Based on your individual Pod needs, you can configure your regular Autopilot Pods or your Spot Pods to request nodes backed by these compute classes. You can also request specific CPU architecture, such as Arm, in compute classes that support that architecture.

Before you begin

Before you start, make sure you have performed the following tasks:

Enable the Google Kubernetes Engine API.

Enable Google Kubernetes Engine API

If you want to use the Google Cloud CLI for this task, install and then initialize the gcloud CLI. If you previously installed the gcloud CLI, get the latest version by running gcloud components update.
Note: For existing gcloud CLI installations, make sure to set the compute/region and compute/zone properties. By setting default locations, you can avoid errors in gcloud CLI like the following: One of [--zone, --region] must be supplied: Please specify location.

Ensure that you have a GKE Autopilot cluster running GKE version 1.24.1-gke.1400 or later.

Request a compute class in your Autopilot Pod

To tell Autopilot to place your Pods on a specific compute class, specify the cloud.google.com/compute-class label in a nodeSelector or a node affinity rule, such as in the following examples:

nodeSelector

    apiVersion: apps/v1
    kind: Deployment
    metadata:
      name: hello-app
    spec:
      replicas: 3
      selector:
        matchLabels:
          app: hello-app
      template:
        metadata:
          labels:
            app: hello-app
        spec:
          nodeSelector:
            cloud.google.com/compute-class: "COMPUTE_CLASS"
          containers:
          - name: hello-app
            image: us-docker.pkg.dev/google-samples/containers/gke/hello-app:1.0
            resources:
              requests:
                cpu: "2000m"
                memory: "2Gi"

Replace COMPUTE_CLASS with the name of the compute class based on your use case, such as Scale-Out.

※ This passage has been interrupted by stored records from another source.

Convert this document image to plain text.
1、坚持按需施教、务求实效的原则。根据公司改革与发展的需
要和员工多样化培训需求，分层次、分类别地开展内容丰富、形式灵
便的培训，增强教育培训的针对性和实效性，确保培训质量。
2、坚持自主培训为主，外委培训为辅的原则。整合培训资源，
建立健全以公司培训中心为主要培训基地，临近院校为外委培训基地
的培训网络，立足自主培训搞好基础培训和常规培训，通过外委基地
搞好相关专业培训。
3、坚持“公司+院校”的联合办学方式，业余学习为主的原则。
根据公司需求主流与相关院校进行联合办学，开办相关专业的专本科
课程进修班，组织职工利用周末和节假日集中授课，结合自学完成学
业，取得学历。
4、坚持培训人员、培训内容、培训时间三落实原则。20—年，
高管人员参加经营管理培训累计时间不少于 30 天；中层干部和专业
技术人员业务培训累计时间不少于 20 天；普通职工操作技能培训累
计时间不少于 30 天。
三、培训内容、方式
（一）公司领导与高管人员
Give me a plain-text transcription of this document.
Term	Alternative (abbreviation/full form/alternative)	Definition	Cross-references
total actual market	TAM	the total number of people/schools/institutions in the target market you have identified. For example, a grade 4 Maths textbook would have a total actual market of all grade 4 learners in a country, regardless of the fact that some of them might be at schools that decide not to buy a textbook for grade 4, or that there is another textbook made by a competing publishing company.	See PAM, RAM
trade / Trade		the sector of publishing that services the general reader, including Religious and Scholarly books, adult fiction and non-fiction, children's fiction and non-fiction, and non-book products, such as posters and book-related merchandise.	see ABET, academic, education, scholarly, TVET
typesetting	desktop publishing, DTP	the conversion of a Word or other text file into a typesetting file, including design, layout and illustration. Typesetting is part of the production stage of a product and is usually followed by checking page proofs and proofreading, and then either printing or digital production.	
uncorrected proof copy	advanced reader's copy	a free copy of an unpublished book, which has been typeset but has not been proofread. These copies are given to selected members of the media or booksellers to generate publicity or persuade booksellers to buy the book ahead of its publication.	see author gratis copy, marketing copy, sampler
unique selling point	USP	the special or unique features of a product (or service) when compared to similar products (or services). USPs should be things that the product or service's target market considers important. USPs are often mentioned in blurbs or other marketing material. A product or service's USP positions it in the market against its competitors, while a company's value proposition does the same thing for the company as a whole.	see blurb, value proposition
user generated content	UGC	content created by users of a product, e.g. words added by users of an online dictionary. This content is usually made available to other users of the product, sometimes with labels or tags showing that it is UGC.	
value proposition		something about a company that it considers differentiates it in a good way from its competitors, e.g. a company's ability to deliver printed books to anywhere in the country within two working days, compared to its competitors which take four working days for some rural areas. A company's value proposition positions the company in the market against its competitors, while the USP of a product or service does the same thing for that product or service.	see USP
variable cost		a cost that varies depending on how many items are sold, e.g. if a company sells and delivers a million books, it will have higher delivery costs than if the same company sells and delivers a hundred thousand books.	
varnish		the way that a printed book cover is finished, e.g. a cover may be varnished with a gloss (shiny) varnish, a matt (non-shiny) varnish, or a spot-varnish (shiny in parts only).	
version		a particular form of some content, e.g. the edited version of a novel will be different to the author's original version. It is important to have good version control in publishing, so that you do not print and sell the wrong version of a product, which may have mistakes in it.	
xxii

If you select Accelerator, you must also specify a compatible GPU. For instructions, see Deploy GPU workloads in Autopilot. If you select Performance, you can optionally select a Compute Engine machine series in the node selector. If you don't specify a machine series, GKE uses the C4 machine series depending on regional availability. For instructions, see Run CPU-intensive workloads with optimal performance.

nodeAffinity

    apiVersion: apps/v1
    kind: Deployment
    metadata:
      name: hello-app
    spec:
      replicas: 3
      selector:
        matchLabels:
          app: hello-app
      template:
        metadata:
          labels:
            app: hello-app
        spec:
          terminationGracePeriodSeconds: 25
          containers:
          - name: hello-app
            image: us-docker.pkg.dev/google-samples/containers/gke/hello-app:1.0
            resources:
              requests:
                cpu: "2000m"
                memory: "2Gi"
                ephemeral-storage: "1Gi"
          affinity:
            nodeAffinity:
              requiredDuringSchedulingIgnoredDuringExecution:
                nodeSelectorTerms:
                - matchExpressions:
                  - key: cloud.google.com/compute-class
                    operator: In
                    values:
                    - "COMPUTE_CLASS"

You can also request specific compute classes for your Spot Pods.

Specify resource requests

When you choose a compute class, make sure that you specify resource requests for your Pods based on the Minimum and maximum resource requests for your selected class. If your requests are less than the minimum, Autopilot automatically scales your requests up. However, if your requests are greater than the maximum, Autopilot does not deploy your Pods and displays an error message.

Choose a CPU architecture

Some compute classes support multiple CPU architectures. For example, the Scale-Out class supports both Arm and x86 architectures. If you don't request a specific architecture, Autopilot provisions nodes that have the default architecture of the specified compute class. If your Pods need to use a different architecture, request that architecture in your node selector or node affinity rule, alongside your compute class request. The compute class that you request must support the CPU architecture you specify.

For instructions, refer to Deploy Autopilot Pods on Arm architecture.